息子たちがまだ小さな頃、よくキャッチボールをして遊んだ。
あらぬ方向にボールを投げていたのが、徐々に上手くなり、そして、いつの間にか、僕よりも速くなり、遠くへも投げることができるようになった。
それは、子供たちの成長を実感できる、ちょっと嬉しい出来事であった。
キャッチボールは、相手の技量や、背丈に応じてキャッチしやすいように投げなければ続かない。
ただ投げたいように投げているだけなのに、気が付けばなぜか相手のこと考えながら投げている。
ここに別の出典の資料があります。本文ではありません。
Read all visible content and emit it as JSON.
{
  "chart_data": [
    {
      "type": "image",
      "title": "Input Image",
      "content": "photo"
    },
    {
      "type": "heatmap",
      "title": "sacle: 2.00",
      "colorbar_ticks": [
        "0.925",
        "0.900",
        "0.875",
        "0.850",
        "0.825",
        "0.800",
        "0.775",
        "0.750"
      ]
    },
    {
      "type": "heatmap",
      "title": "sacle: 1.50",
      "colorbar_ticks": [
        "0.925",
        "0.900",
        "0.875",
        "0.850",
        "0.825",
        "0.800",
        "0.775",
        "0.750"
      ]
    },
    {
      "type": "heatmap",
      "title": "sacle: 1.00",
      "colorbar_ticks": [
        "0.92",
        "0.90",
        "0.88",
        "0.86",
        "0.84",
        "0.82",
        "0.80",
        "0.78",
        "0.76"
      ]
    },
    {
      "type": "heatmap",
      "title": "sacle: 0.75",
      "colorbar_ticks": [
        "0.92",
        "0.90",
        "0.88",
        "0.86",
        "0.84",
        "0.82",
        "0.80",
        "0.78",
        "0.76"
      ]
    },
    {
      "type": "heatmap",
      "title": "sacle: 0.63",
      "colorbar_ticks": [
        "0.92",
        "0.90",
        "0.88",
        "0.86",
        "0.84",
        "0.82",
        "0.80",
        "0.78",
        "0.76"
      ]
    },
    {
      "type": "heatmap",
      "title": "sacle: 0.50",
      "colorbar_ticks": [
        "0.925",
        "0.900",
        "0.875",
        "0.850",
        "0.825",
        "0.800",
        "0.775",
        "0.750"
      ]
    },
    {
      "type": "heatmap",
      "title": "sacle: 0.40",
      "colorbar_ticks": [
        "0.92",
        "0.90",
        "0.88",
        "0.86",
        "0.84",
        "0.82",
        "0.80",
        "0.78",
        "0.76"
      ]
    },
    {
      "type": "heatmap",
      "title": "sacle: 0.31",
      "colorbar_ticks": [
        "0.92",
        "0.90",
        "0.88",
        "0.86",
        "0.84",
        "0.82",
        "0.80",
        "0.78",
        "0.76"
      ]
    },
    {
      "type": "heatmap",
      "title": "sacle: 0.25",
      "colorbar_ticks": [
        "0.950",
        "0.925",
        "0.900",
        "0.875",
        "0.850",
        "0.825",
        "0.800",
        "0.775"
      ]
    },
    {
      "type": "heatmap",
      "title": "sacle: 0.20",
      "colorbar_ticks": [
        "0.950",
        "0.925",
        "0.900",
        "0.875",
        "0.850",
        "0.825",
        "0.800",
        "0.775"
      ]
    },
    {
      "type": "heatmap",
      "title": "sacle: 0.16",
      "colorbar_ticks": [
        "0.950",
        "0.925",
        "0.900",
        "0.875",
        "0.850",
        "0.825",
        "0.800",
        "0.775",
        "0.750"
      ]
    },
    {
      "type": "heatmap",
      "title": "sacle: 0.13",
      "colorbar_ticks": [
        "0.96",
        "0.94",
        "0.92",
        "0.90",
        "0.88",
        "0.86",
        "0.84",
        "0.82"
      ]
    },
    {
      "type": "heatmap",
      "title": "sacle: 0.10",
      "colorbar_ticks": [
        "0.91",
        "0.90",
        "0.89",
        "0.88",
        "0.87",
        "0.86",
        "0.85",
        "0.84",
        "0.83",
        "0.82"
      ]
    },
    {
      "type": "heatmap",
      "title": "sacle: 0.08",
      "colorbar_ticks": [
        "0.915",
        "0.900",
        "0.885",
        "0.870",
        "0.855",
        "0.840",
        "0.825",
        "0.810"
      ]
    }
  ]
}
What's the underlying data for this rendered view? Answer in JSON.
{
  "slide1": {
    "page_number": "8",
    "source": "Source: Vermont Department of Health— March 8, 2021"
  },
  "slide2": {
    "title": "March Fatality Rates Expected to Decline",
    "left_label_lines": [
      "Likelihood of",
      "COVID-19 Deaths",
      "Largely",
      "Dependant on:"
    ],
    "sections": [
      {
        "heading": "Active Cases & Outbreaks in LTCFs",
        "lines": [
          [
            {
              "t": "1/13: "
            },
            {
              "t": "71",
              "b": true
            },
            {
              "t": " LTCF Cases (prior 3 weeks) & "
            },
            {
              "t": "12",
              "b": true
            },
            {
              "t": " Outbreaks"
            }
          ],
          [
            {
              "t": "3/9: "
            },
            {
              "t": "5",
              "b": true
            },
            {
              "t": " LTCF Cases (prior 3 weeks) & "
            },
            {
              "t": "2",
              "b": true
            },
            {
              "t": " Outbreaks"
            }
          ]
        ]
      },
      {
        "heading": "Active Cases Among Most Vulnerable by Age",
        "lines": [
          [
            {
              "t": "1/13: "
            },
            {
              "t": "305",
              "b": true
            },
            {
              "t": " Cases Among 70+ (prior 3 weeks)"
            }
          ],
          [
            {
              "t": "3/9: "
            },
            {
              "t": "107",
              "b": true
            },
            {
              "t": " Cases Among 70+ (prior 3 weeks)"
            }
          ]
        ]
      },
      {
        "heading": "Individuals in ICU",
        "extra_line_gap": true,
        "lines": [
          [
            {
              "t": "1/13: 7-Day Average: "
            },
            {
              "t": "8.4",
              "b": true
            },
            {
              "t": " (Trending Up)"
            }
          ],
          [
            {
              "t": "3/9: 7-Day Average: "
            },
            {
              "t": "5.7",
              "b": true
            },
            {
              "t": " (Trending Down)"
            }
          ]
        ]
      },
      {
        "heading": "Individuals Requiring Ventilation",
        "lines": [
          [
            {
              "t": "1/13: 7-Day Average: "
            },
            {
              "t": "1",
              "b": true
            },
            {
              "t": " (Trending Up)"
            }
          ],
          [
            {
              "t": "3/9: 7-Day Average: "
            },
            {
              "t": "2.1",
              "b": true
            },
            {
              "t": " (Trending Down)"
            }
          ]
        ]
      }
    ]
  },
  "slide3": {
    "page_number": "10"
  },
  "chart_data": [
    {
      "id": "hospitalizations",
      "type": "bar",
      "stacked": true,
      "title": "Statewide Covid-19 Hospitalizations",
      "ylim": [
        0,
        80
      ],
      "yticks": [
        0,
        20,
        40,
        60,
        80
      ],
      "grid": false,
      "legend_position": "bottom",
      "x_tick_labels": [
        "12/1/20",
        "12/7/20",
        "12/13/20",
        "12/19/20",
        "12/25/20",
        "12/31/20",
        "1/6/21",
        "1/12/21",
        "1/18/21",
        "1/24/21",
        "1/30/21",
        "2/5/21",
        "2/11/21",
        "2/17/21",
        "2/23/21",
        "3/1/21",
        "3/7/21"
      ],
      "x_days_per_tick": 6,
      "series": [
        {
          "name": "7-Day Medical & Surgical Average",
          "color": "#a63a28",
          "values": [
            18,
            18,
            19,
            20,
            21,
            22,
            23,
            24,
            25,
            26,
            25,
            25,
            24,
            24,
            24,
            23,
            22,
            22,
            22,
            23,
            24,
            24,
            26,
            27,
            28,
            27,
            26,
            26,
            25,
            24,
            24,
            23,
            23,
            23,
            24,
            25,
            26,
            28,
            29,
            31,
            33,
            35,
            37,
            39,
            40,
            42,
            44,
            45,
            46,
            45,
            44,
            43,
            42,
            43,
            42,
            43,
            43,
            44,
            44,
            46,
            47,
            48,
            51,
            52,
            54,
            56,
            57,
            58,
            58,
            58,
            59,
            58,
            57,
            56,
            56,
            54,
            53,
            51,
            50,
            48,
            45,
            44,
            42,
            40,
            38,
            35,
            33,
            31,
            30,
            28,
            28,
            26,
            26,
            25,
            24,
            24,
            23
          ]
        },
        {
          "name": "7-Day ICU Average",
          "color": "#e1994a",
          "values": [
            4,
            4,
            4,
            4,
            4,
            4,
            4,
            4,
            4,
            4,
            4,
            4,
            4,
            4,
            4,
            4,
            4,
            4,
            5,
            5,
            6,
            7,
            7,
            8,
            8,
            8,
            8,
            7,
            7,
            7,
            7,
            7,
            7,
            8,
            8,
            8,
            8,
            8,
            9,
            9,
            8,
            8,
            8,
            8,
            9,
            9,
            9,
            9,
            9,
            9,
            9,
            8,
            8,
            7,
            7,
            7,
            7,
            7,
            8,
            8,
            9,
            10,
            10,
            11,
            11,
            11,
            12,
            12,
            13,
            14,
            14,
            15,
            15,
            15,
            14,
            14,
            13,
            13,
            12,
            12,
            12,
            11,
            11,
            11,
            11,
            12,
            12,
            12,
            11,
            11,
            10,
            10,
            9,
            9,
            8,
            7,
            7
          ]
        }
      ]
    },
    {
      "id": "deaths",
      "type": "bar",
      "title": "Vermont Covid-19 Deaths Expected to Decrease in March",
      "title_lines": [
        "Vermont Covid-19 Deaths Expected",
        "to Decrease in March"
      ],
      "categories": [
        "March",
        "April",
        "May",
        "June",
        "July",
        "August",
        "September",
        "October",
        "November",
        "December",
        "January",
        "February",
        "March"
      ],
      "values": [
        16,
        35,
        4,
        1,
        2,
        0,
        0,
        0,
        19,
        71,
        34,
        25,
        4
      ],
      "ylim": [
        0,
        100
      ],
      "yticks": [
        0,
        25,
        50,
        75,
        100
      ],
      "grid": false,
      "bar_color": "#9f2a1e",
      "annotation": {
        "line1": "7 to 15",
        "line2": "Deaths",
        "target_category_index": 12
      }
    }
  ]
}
そして、投げ終わった後、なんだかホッコリと体と心が温かくなる。
ほんの少し、自分以外の誰かのために思いを巡らしただけなのに。
人のためにほんの少し、考え、行動すること。
僕たちの国は、この、ささやかなことが出来なくなって随分と時が経つ。
いま、この国の大人たちが成す全ての醜悪さは、この、ささやかなことが出来ていないからだ。
今週、試写会で映画『陰日向に咲く』を観た。
登場人物は、みんな不器用で、冴えなくて、カッコ悪くてー。
そして、人を思いやる小さな破片のような気持ちが伝わらず、苦悩する。
しかし、やがて、その想いが一気に繋がっていく。
愛おしさに溢れた群像劇だった。
ひとは、いま、人と人の繋がりを前にも増して、強く求めている。
この試写会ですすり泣く、多くの若い人たちを見て感じた。
『陰日向に咲く』は、明日、26日(土)からロードショーがスタートする。
私事で恐縮だが、倅、川村元気が企画・プロデュースした7作目の興行でもある。